Protective Provisions. A Participant will cooperate with the Corporation by furnishing any and all information requested by the Corporation, in order to facilitate the payment of benefits hereunder, and taking such other action as may be requested by the Corporation.
Governing Law. The provisions of this Plan shall be construed and interpreted according to the laws of the State of Ohio, except as preempted by federal law.
Validity. If any provision of this Plan shall be held illegal or invalid for any reason, said illegality or invalidity shall not affect the remaining parts hereof, but this Plan shall be construed and enforced
as if such illegal and invalid provision had never been inserted herein.
Notice. Any notice required or permitted under the Plan shall be sufficient if in writing and hand delivered or sent by registered or certified mail. Such notice shall be deemed given as of the date of delivery or, if delivery is made by mail, as of the date shown on the postmark on the receipt for registration or certification. Mailed notice to the Committee and/or Plan Administrator shall be directed to the Corporation's address. Mailed notice to a Participant or Beneficiary shall be directed to the individual's last known address in the Corporation's records.

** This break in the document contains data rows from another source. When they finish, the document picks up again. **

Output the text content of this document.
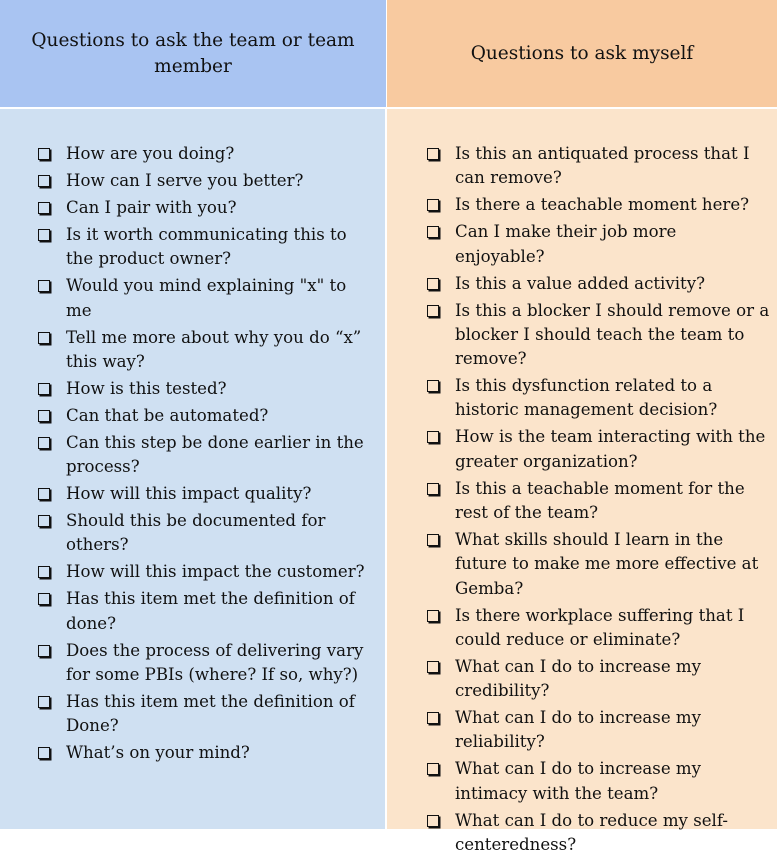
Questions to ask the team or team member
Questions to ask myself
How are you doing?
How can I serve you better?
Can I pair with you?
Is it worth communicating this to the product owner?
Would you mind explaining "x" to me
Tell me more about why you do “x” this way?
How is this tested?
Can that be automated?
Can this step be done earlier in the process?
How will this impact quality?
Should this be documented for others?
How will this impact the customer?
Has this item met the definition of done?
Does the process of delivering vary for some PBIs (where? If so, why?)
Has this item met the definition of Done?
What’s on your mind?
Is this an antiquated process that I can remove?
Is there a teachable moment here?
Can I make their job more enjoyable?
Is this a value added activity?
Is this a blocker I should remove or a blocker I should teach the team to remove?
Is this dysfunction related to a historic management decision?
How is the team interacting with the greater organization?
Is this a teachable moment for the rest of the team?
What skills should I learn in the future to make me more effective at Gemba?
Is there workplace suffering that I could reduce or eliminate?
What can I do to increase my credibility?
What can I do to increase my reliability?
What can I do to increase my intimacy with the team?
What can I do to reduce my self-centeredness?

Successors. The provisions of this Plan shall bind and inure to the benefit of the Corporation and its successors and assigns. The term successors as used herein shall include any corporate or other business entity which shall, whether by merger, consolidation, purchase or otherwise acquire all or substantially all of the business and assets of the Corporation, and successors of any such corporation or other business entity.